While this doesn’t use the gap property, it achieves a similar effect. You can’t apply gap directly to <table> elements unless you’re using display: grid for table-like layouts.

Responsive Design with Gap

Use relative units like em, rem, or % to make gaps adapt to screen sizes:

.responsive-grid {
  display: grid;
  gap: 1.5rem;
}

This keeps your spacing flexible and consistent across different devices.

Animating Gap

You can animate gap changes using transitions:

.animated-flex {
  display: flex;
  gap: 10px;
  transition: gap 0.3s ease;
}

.animated-flex:hover {
  gap: 30px;
}

This creates a subtle spacing animation that reacts to hover or other interaction states.

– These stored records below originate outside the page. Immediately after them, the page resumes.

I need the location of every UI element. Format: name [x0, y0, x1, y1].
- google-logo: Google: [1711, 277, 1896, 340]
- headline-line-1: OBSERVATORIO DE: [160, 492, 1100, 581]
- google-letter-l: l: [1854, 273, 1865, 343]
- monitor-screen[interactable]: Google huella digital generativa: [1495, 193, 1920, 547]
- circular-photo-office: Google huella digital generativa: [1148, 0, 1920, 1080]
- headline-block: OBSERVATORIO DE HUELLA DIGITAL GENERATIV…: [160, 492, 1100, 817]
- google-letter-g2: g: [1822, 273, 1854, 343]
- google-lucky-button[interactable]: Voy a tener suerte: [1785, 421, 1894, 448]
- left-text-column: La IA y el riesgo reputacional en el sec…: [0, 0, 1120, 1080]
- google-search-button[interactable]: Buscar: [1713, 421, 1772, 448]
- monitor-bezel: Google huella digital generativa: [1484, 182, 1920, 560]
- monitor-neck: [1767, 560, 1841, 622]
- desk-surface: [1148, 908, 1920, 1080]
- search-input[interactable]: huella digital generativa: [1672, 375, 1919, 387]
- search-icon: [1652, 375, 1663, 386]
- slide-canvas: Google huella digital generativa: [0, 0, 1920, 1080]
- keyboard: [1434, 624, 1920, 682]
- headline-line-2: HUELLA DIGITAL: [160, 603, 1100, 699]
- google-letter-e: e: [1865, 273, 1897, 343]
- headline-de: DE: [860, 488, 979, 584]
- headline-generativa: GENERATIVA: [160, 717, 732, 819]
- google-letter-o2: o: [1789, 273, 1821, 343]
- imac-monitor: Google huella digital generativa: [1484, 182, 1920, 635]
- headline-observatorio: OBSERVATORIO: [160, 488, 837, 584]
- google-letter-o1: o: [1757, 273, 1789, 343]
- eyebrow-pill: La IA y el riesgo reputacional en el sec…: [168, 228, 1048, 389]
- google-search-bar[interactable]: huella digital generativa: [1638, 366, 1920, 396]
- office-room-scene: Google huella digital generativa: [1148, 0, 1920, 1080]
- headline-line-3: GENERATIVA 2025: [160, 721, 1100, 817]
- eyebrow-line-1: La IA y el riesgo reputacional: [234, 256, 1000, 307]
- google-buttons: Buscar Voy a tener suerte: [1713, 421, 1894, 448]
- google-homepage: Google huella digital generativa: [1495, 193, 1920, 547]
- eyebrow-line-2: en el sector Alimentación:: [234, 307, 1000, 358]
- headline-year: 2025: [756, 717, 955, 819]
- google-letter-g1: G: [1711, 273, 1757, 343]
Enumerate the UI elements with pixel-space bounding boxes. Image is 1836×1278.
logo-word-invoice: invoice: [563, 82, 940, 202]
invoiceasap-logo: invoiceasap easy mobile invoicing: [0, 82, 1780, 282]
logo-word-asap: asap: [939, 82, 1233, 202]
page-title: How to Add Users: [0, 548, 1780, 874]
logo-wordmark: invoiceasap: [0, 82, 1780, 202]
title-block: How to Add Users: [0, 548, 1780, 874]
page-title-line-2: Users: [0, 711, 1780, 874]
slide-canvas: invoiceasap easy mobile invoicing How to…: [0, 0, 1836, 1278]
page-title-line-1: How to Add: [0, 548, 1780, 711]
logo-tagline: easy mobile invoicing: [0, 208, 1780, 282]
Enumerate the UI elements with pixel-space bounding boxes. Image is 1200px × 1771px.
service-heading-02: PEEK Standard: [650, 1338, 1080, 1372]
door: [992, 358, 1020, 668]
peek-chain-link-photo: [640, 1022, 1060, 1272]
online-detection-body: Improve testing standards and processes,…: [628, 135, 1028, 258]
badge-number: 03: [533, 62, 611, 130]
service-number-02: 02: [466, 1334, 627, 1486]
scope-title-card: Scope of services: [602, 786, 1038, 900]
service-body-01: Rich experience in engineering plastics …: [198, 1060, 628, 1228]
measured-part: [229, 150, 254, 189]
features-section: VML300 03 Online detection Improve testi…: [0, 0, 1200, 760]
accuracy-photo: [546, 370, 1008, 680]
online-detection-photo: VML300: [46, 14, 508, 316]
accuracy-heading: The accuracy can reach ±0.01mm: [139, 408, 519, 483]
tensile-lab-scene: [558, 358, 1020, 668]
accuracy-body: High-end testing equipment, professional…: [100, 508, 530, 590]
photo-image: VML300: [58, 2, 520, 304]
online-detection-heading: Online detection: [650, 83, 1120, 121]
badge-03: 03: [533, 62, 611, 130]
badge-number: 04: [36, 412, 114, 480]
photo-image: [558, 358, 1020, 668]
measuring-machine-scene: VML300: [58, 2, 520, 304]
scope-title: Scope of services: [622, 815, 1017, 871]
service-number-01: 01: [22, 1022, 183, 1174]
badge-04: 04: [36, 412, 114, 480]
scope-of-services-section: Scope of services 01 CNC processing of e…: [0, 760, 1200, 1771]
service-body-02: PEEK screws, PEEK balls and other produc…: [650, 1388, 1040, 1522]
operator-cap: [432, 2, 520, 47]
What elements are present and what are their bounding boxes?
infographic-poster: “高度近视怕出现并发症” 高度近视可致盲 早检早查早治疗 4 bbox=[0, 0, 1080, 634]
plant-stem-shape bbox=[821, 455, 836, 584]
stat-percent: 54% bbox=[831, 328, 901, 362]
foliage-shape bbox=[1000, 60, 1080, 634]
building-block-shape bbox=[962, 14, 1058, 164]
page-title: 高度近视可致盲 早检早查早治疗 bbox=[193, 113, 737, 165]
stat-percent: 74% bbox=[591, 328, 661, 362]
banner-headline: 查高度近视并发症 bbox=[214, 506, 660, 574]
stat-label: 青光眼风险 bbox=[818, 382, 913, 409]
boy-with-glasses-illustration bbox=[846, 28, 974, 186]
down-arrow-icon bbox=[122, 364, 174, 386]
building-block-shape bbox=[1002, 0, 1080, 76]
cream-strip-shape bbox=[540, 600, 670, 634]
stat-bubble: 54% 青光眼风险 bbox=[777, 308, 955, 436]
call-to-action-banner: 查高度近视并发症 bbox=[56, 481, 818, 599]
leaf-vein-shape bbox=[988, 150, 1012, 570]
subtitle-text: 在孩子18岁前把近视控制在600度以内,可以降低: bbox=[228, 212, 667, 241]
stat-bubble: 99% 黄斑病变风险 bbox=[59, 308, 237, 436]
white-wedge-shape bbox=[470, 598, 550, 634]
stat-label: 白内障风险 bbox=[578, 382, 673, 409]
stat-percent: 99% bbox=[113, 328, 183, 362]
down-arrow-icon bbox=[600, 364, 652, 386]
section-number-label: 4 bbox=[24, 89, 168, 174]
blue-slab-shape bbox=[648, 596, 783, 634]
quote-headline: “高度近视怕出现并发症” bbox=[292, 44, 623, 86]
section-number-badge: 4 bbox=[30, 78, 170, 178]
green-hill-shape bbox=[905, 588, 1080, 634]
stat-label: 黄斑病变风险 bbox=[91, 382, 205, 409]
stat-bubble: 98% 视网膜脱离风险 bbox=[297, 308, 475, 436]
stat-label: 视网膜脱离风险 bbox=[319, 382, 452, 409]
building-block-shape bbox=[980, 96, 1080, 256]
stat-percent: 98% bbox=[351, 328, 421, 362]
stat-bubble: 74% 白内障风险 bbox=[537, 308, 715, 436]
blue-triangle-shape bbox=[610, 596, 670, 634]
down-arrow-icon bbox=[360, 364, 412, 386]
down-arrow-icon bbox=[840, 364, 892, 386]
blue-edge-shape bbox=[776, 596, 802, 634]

Browser Support for CSS Gap in Flexbox

Flexbox support for gap is now reliable in all major browsers, including Chrome, Firefox, Safari, and modern versions of Edge. Older browsers like Internet Explorer and early versions of Safari do not support gap in flexbox, though it’s always been supported in CSS grid.

Fallback for Older Browsers

If you need to support older browsers that don’t recognize gap in flexbox, use margins as a fallback:

.flex-container {
  display: flex;
  gap: 16px;
}

.flex-container.no-gap .item:not(:last-child) {
  margin-right: 16px;
}

Use a class like .no-gap conditionally, or apply this via feature detection in JavaScript or CSS hacks.

Nested Gaps in Layouts

When combining grid and flex layouts, gap works at multiple levels. For example:

.grid-wrapper {
  display: grid;
  gap: 20px;
}

.grid-wrapper .card {
  display: flex;
  flex-direction: column;
  gap: 12px;
}

This gives you full control over horizontal and vertical spacing across nested containers.

The CSS gap property simplifies layout spacing across grids, flex containers, and columns. With one clean rule, you can apply consistent, flexible spacing without the quirks of margin-based layouts.